Il prestito fu contestato in tribunale. La perizia confermò: firma sotto pressione e malattia. Vitaliy dovette restituire i soldi, ma non aveva nulla. La banca cancellò metà del debito e il resto dilazionò con pagamenti simbolici.
Olga si ricordò della macchina due settimane dopo. La portò dal meccanico solo per sicurezza.
— Freni, tubicino quasi tagliato. Al primo giro di curva avresti avuto un incidente. — disse il tecnico, serio.
— Da solo?
Scosse la testa: — Non succede mai per caso. Qualcuno l’ha fatto apposta.
Olga ricordò quella mattina Zinaida Petrova accanto alla ruota, come si era subito nascosta e aveva guardato con rabbia.
— Meglio che sia andata al lavoro in autobus — disse a voce alta.
Il meccanico annuì: — Sei stata fortunata.
Olga tornò a casa, versò un bicchiere d’acqua e si sedette alla finestra.

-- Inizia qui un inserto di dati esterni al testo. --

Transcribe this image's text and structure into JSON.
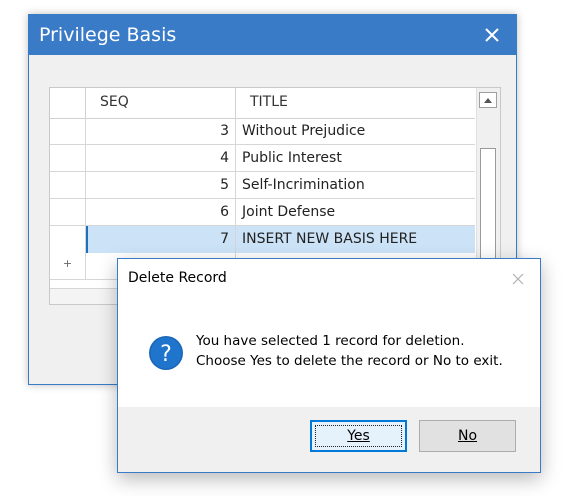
{
  "main_window": {
    "title": "Privilege Basis",
    "accent_color": "#3a7bc8",
    "close_icon": "close-icon"
  },
  "grid": {
    "columns": [
      "SEQ",
      "TITLE"
    ],
    "rows": [
      {
        "seq": "3",
        "title": "Without Prejudice",
        "selected": false
      },
      {
        "seq": "4",
        "title": "Public Interest",
        "selected": false
      },
      {
        "seq": "5",
        "title": "Self-Incrimination",
        "selected": false
      },
      {
        "seq": "6",
        "title": "Joint Defense",
        "selected": false
      },
      {
        "seq": "7",
        "title": "INSERT NEW BASIS HERE",
        "selected": true
      }
    ],
    "new_row_marker": "+",
    "selected_row_color": "#cce3f7"
  },
  "dialog": {
    "title": "Delete Record",
    "icon": "question-icon",
    "message_line1": "You have selected 1 record for deletion.",
    "message_line2": "Choose Yes to delete the record or No to exit.",
    "yes_label": "Yes",
    "no_label": "No"
  }
}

Bloccò Vitaliy, poi Zinaida Petrova, poi tutti gli amici comuni che scrivevano: “Ma sei moglie, devi perdonare.”
Niente più lotte. Nessuna spiegazione. Sul tavolo c’erano i documenti del divorzio. Olga firmò, con mano ferma, senza tremare.
Fuori, la sera iniziava. Macchine che suonavano, bambini che urlavano… la vita continuava. Ma lì, nel suo appartamento, tutto era calmo e silenzioso. Olga si sdraiò e chiuse gli occhi.